There was no evidence tending to show that the assignment to Fox was fraudulent in fact. The judgment must be reversed without a new trial, unless there is some question upon which the appellee might recover if the case should be tried a second time. An exception taken by the plaintiff appears in the transcript of the record. As the plaintiff took no appeal, the exception is not properly before us. There are special provisions in the local laws which require us to entertain and decide such exceptions. These are applicable only to the counties named in them ; for instance Baltimore and Frederick Counties. As the question, however, appears in the case, we will consider it for the purpose of deciding whether there ought to be a new trial.
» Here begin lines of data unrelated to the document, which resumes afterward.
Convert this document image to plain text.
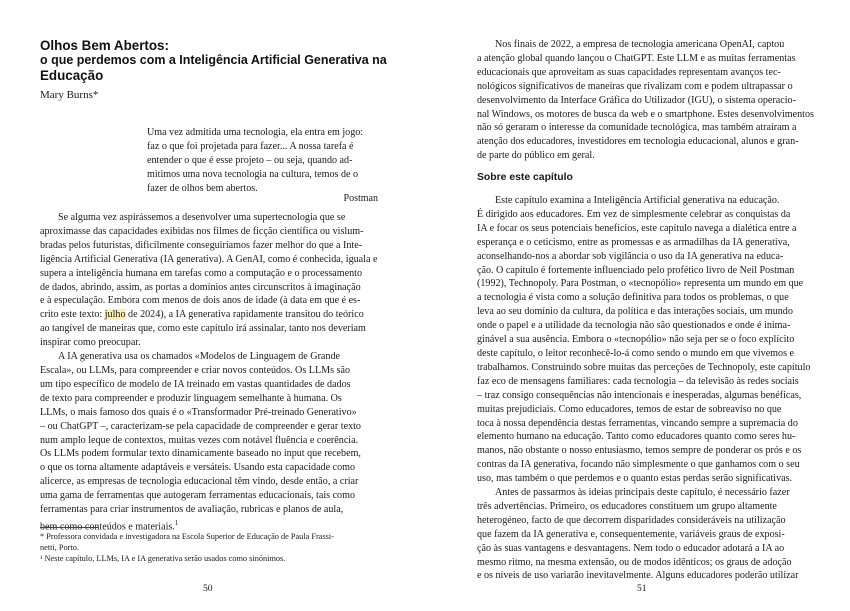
Olhos Bem Abertos:
o que perdemos com a Inteligência Artificial Generativa na
Educação
Mary Burns*
Uma vez admitida uma tecnologia, ela entra em jogo:
faz o que foi projetada para fazer... A nossa tarefa é
entender o que é esse projeto – ou seja, quando ad-
mitimos uma nova tecnologia na cultura, temos de o
fazer de olhos bem abertos.
Postman
Se alguma vez aspirássemos a desenvolver uma supertecnologia que se
aproximasse das capacidades exibidas nos filmes de ficção científica ou vislum-
bradas pelos futuristas, dificilmente conseguiríamos fazer melhor do que a Inte-
ligência Artificial Generativa (IA generativa). A GenAI, como é conhecida, iguala e
supera a inteligência humana em tarefas como a computação e o processamento
de dados, abrindo, assim, as portas a domínios antes circunscritos à imaginação
e à especulação. Embora com menos de dois anos de idade (à data em que é es-
crito este texto: julho de 2024), a IA generativa rapidamente transitou do teórico
ao tangível de maneiras que, como este capítulo irá assinalar, tanto nos deveriam
inspirar como preocupar.
A IA generativa usa os chamados «Modelos de Linguagem de Grande
Escala», ou LLMs, para compreender e criar novos conteúdos. Os LLMs são
um tipo específico de modelo de IA treinado em vastas quantidades de dados
de texto para compreender e produzir linguagem semelhante à humana. Os
LLMs, o mais famoso dos quais é o «Transformador Pré-treinado Generativo»
– ou ChatGPT –, caracterizam-se pela capacidade de compreender e gerar texto
num amplo leque de contextos, muitas vezes com notável fluência e coerência.
Os LLMs podem formular texto dinamicamente baseado no input que recebem,
o que os torna altamente adaptáveis e versáteis. Usando esta capacidade como
alicerce, as empresas de tecnologia educacional têm vindo, desde então, a criar
uma gama de ferramentas que autogeram ferramentas educacionais, tais como
ferramentas para criar instrumentos de avaliação, rubricas e planos de aula,
bem como conteúdos e materiais.$^1$
* Professora convidada e investigadora na Escola Superior de Educação de Paula Frassi-
netti, Porto.
¹ Neste capítulo, LLMs, IA e IA generativa serão usados como sinónimos.
50
Nos finais de 2022, a empresa de tecnologia americana OpenAI, captou
a atenção global quando lançou o ChatGPT. Este LLM e as muitas ferramentas
educacionais que aproveitam as suas capacidades representam avanços tec-
nológicos significativos de maneiras que rivalizam com e podem ultrapassar o
desenvolvimento da Interface Gráfica do Utilizador (IGU), o sistema operacio-
nal Windows, os motores de busca da web e o smartphone. Estes desenvolvimentos
não só geraram o interesse da comunidade tecnológica, mas também atraíram a
atenção dos educadores, investidores em tecnologia educacional, alunos e gran-
de parte do público em geral.
Sobre este capítulo
Este capítulo examina a Inteligência Artificial generativa na educação.
É dirigido aos educadores. Em vez de simplesmente celebrar as conquistas da
IA e focar os seus potenciais benefícios, este capítulo navega a dialética entre a
esperança e o ceticismo, entre as promessas e as armadilhas da IA generativa,
aconselhando-nos a abordar sob vigilância o uso da IA generativa na educa-
ção. O capítulo é fortemente influenciado pelo profético livro de Neil Postman
(1992), Technopoly. Para Postman, o «tecnopólio» representa um mundo em que
a tecnologia é vista como a solução definitiva para todos os problemas, o que
leva ao seu domínio da cultura, da política e das interações sociais, um mundo
onde o papel e a utilidade da tecnologia não são questionados e onde é inima-
ginável a sua ausência. Embora o «tecnopólio» não seja per se o foco explícito
deste capítulo, o leitor reconhecê-lo-á como sendo o mundo em que vivemos e
trabalhamos. Construindo sobre muitas das perceções de Technopoly, este capítulo
faz eco de mensagens familiares: cada tecnologia – da televisão às redes sociais
– traz consigo consequências não intencionais e inesperadas, algumas benéficas,
muitas prejudiciais. Como educadores, temos de estar de sobreaviso no que
toca à nossa dependência destas ferramentas, vincando sempre a supremacia do
elemento humano na educação. Tanto como educadores quanto como seres hu-
manos, não obstante o nosso entusiasmo, temos sempre de ponderar os prós e os
contras da IA generativa, focando não simplesmente o que ganhamos com o seu
uso, mas também o que perdemos e o quanto estas perdas serão significativas.
Antes de passarmos às ideias principais deste capítulo, é necessário fazer
três advertências. Primeiro, os educadores constituem um grupo altamente
heterogéneo, facto de que decorrem disparidades consideráveis na utilização
que fazem da IA generativa e, consequentemente, variáveis graus de exposi-
ção às suas vantagens e desvantagens. Nem todo o educador adotará a IA ao
mesmo ritmo, na mesma extensão, ou de modos idênticos; os graus de adoção
e os níveis de uso variarão inevitavelmente. Alguns educadores poderão utilizar
51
It is insisted that the assignment to Fox was not admissible in the evidence under the pleadings in the case. The plea was nulla bona, on which issue was joined. Under this issue it was competent for the garnishees to prove that they had no property of the defendant in their hands at the time of the laying of the attachment, or at the time of the trial or at any intervening time. And they had a right to offer the assignment in evidence for the purpose of showing that before the attachment was laid the title to the assets in their hands had been validly conveyed to Fox, and that therefore they did not belong to the defendant. The evidence *201was admitted in accordance with the well established practice.

(Decided June 23rd, 1897).

Judgment reversed without a new trial.